James married her cousin, George Henry James on 25 May 1889 at her parents' home in Port Melbourne. He was a schoolteacher with the Victorian Department of Education.

== War and welfare work ==
Both her sons enlisted in World War I and were injured. James travelled to England to assist their recovery. Subsequently, they enlisted in the Flying Corps and, rather than returning to Australia, she volunteered with the Red Cross. She was later put in charge of a unit of the Women's Army Auxiliary Corps in France.

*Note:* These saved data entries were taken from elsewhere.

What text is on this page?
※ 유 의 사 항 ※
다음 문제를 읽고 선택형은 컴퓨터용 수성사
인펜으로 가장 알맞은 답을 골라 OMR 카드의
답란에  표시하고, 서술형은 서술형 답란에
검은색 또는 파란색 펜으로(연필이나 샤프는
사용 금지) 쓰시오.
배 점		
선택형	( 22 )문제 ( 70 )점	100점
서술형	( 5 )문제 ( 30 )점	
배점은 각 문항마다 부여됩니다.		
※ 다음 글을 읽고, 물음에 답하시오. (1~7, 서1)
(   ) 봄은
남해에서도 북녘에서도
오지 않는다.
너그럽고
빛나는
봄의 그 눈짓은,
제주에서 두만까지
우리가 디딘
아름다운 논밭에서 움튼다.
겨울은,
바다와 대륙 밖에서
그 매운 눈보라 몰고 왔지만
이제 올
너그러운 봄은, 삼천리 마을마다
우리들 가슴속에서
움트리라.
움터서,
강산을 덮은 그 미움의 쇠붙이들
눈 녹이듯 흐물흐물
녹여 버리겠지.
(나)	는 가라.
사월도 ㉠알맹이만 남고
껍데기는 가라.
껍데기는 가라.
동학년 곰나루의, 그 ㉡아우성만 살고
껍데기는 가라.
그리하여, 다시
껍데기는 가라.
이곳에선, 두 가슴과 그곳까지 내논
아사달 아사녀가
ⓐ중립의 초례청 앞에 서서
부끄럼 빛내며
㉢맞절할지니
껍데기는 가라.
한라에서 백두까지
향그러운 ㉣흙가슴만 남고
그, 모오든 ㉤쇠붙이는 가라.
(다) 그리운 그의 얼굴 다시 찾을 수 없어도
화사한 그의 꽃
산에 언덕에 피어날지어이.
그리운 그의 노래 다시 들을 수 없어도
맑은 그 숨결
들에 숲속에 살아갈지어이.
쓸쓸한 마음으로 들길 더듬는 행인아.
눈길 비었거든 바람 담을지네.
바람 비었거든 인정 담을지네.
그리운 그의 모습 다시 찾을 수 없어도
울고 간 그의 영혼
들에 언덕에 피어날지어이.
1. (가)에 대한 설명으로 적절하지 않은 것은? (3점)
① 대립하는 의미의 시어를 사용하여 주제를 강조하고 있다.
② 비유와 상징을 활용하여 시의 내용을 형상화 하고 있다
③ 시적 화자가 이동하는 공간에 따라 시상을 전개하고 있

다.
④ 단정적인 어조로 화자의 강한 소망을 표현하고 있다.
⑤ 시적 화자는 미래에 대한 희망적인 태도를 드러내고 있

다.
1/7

After the war she formed the Ex-Service Woman's Association and was its president for a number of years. In 1922 she was president of both the Metropolitan branch of the Farmers' Union and the Wattle League. She was also a leading member of the Victorian Women Citizens' Movement and the Victorian branch of the National Council of Women.

James stood unsuccessfully for election to the Council of South Melbourne in 1927.

In 1934, James called a meeting at the Lyceum Club in March 1934 at which she proposed the formation of a Centenary Club, being a place to welcome visitors to Melbourne.

In the 1938 Birthday Honours, James was made an Officer of the Order of British Empire for "social welfare services in the State of Victoria".

== Personal ==
James died at Kareela Private Hospital, Auburn, Victoria on 6 November 1943. She was survived by her two sons, Cecil Holman James and George Ronald James. Her husband had predeceased her in September 1938. She is buried in Springvale Cemetery, Springvale, Victoria.